Io sto con Elena Donazzan. Perché Faccetta Nera è storia, non politica

(di Paolo Daanieli) Lunedì a Palazzo Ferro Fini si riunisce la maggioranza per discutere l’atteggiamento da tenere in Consiglio Regionale sulla mozione contro l’assessore al lavoro Elena Donazzan, rea di aver cantato “Faccetta Nera” a Radio 24. La mozione di biasimo è stata presentata da Pd, M5S, Verdi e altre formazioni di sinistra, ma è firmata anche da Valdegamberi (Lista Zaia). Com’è noto la Donazzan (Fratelli d’Italia) alla “Zanzara“, la trasmissione di Giuseppe Cruciani, ha cantato alcune note di “Faccetta nera”. Zaia l’ha ripresa invitandola a scusarsi, cosa che lei ha fatto. Fin qui i fatti, che meritano però una riflessione politica.

La Lega, anche se Zaia non l’ha destituita, con diversi esponenti ha tenuto a prendere le distanze e a rimarcare la netta condanna del fascismo. Tanto perché non ne vengano equivocate le posizioni identitarie e sovraniste.  Gelida e infastidita la posizione di FdI che s’è ben guardato da esprimere solidarietà al suo assessore temendo che potesse mettere in discussione il percorso della destra italiana per essere accettata. Così la Donazzan s’è trovata sola. 
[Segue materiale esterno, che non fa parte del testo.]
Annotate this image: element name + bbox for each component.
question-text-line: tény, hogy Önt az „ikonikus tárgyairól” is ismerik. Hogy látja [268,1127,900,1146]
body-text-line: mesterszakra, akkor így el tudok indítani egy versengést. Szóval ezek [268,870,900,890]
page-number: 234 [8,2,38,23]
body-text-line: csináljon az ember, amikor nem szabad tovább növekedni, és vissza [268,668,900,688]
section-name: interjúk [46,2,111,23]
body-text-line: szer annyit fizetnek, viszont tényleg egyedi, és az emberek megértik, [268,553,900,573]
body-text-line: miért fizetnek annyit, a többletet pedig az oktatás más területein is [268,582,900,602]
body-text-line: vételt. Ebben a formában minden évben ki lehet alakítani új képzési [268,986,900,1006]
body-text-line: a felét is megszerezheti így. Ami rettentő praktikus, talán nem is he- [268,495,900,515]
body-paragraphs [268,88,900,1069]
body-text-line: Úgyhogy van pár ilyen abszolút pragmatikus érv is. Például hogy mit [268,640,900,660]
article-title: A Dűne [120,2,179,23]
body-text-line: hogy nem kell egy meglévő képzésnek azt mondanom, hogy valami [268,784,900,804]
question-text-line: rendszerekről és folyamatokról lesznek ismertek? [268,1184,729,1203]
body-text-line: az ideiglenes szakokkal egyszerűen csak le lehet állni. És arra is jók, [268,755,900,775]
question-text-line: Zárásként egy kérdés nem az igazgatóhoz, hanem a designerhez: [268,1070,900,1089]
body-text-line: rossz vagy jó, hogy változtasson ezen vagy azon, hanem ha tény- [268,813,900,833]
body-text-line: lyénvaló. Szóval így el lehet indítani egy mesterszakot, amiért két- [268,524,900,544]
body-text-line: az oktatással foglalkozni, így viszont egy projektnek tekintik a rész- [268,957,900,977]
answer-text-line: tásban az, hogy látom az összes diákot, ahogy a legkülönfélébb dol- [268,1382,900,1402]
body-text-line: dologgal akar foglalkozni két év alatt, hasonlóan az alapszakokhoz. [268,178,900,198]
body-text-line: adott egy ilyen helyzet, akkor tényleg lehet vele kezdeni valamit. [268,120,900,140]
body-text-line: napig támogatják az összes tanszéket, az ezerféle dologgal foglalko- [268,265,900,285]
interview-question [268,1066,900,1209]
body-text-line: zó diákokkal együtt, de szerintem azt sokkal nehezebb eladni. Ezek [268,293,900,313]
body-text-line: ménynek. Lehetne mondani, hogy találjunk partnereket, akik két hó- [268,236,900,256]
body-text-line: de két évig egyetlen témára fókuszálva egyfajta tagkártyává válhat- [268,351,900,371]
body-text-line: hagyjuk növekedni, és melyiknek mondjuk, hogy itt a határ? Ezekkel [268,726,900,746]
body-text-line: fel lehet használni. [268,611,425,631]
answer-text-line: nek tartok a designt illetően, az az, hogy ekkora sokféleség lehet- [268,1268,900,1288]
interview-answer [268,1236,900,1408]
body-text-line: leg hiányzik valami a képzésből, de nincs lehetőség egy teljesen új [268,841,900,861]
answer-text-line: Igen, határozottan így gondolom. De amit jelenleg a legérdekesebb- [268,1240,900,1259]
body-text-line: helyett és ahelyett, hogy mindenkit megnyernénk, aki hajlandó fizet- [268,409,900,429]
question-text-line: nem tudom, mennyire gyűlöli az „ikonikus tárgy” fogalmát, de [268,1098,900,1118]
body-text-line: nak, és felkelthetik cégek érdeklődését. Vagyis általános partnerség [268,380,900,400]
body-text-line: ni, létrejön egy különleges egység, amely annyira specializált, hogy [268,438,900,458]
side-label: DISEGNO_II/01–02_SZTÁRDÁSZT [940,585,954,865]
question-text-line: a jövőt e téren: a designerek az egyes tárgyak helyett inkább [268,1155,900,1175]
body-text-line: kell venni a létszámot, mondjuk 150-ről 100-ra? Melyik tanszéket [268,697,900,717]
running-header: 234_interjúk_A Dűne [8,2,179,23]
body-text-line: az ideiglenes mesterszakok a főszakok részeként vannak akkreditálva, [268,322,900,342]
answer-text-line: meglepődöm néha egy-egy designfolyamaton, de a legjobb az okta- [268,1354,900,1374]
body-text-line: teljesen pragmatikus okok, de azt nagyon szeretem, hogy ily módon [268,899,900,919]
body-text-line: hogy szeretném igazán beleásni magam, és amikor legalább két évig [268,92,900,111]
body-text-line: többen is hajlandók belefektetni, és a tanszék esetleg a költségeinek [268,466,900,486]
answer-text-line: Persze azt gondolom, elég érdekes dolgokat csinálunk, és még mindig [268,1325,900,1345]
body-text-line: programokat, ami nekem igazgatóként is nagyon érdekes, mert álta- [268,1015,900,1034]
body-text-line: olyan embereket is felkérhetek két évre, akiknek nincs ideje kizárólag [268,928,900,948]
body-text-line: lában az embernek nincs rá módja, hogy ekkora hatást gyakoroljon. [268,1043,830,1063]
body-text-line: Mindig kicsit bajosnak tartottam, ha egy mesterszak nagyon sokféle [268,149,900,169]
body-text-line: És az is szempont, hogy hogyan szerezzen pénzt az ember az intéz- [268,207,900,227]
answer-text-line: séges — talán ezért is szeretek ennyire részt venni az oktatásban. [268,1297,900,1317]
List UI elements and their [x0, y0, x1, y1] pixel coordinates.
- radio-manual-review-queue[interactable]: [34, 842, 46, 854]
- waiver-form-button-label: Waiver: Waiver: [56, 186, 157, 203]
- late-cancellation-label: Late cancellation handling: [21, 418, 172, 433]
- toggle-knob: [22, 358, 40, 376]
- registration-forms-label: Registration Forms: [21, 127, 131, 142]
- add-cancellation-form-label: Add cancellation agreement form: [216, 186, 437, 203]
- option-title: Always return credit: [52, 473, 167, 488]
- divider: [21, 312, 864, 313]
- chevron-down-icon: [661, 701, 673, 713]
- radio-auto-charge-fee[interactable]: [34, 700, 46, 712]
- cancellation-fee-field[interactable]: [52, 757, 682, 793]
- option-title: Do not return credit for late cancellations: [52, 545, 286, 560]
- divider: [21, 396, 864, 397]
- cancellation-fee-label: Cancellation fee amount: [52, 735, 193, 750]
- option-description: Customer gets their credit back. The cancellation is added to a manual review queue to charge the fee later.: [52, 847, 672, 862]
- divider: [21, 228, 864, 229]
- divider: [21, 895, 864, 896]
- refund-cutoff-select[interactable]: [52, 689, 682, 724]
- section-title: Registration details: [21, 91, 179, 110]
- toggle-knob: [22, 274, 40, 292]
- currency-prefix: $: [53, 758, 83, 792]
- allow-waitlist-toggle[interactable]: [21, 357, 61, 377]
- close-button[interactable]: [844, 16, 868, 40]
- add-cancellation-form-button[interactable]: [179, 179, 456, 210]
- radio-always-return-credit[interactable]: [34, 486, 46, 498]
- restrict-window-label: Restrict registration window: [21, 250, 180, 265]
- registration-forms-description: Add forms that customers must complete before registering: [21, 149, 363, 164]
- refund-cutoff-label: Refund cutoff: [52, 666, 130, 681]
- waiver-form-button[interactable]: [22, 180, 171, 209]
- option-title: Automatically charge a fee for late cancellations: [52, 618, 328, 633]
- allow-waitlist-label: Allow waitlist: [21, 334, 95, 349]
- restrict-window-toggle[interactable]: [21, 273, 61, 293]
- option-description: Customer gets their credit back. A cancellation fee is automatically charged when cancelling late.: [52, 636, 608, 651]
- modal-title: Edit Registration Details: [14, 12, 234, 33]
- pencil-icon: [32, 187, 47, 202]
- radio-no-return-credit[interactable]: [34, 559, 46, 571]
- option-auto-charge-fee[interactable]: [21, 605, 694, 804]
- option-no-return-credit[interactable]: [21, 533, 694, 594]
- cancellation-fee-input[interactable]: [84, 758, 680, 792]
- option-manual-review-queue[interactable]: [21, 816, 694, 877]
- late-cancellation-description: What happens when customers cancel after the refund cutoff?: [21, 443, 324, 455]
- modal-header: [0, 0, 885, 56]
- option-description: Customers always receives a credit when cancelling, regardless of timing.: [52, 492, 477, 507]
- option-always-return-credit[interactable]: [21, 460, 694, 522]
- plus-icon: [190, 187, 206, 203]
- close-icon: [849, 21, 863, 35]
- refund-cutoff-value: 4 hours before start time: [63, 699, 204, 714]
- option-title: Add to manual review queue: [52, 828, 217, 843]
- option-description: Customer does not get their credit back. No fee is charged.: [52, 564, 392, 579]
Ma accennare a “Faccetta nera” è apologia del fascismo? Specie se fatto in un contesto satirico come quello della “Zanzara” che concede molto all’eccesso e alla provocazione? Prima di scagliare anatemi sarebbe bene sapere di che cosa si parla.

La canzone – non è un inno- è del 1935. E’ espressione dell’Italia colonialista come tante altre nazioni europee e inneggiava alla conquista dell’Africa Orientale. Di fascismo c’è ben poco. Un accenno alle “camice nere“, di moda all’epoca, e al “Duce”. Due riferimenti più contestuali che ideologici. A voler spaccare il capello in quattro nella canzone, presentata ad un festival musicale romanesco, c’è l’esaltazione dell’azione civilizzatrice dell’Italia e dell’abolizione della schiavitù che, trasposta ai giorni nostri, equivale a farsi portatrice dei “diritti umani”. Se poi vogliamo esagerare, addirittura si canta l’intento di far diventare “romana” la giovane abissina. Chiara declinazione di quello che oggi viene definito “accoglienza”, che si riscontra anche nell’altro detto dell’epoca “e se l’Africa si piglia / si fa tutta una famiglia“. Tutti concetti che fanno a pugni col razzismo e con l’idea corrente di fascismo. Questo tanto per mettere i puntini sulle i.

C’è poi il tema della libertà d’espressione sancito dalla Costituzione, ma non è il caso di scomodarlo. C’è un equivoco di fondo. Quando parliamo di “Faccetta nera” parliamo di qualcosa di 85 anni fa, quasi un secolo. E’ storia. La politica non c’entra. E’ come parlare dei garibaldini. Che attinenza hanno con l’oggi? Zero. Idem “Faccetta nera” o il fascismo, se proprio vogliamo tirarla per i capelli. Dopo tanti anni gli eventi vanno storicizzati. Non sono più politica, sono storia. Se vogliamo parlare di Annibale, di Napoleone, di Garibaldi dobbiamo farlo nell’ambito di un dibattito storico. Non in Consiglio Regionale. Lo stesso vale per Mussolini, il Negus Haile Selassié, Lenin, Stalin, Hitler, Churchill ecc. Trasferire in politica un’opinione storica equivale ad aprire un contenzioso con la Francia per i danni di guerra di Napoleone. Il fascismo è un fenomeno storico che si è concluso. Faccetta nera oggi la si potrebbe trovare su qualche barcone, vittima dei mercanti di carne umana. Magari, se le cose fossero andate diversamente, potrebbe essere rimasta tranquillamente in Abissinia, a casa sua, in una di quelle costruzioni coloniali che l’Italia …Ma questa è un’altra storia. In ogni caso, non politica.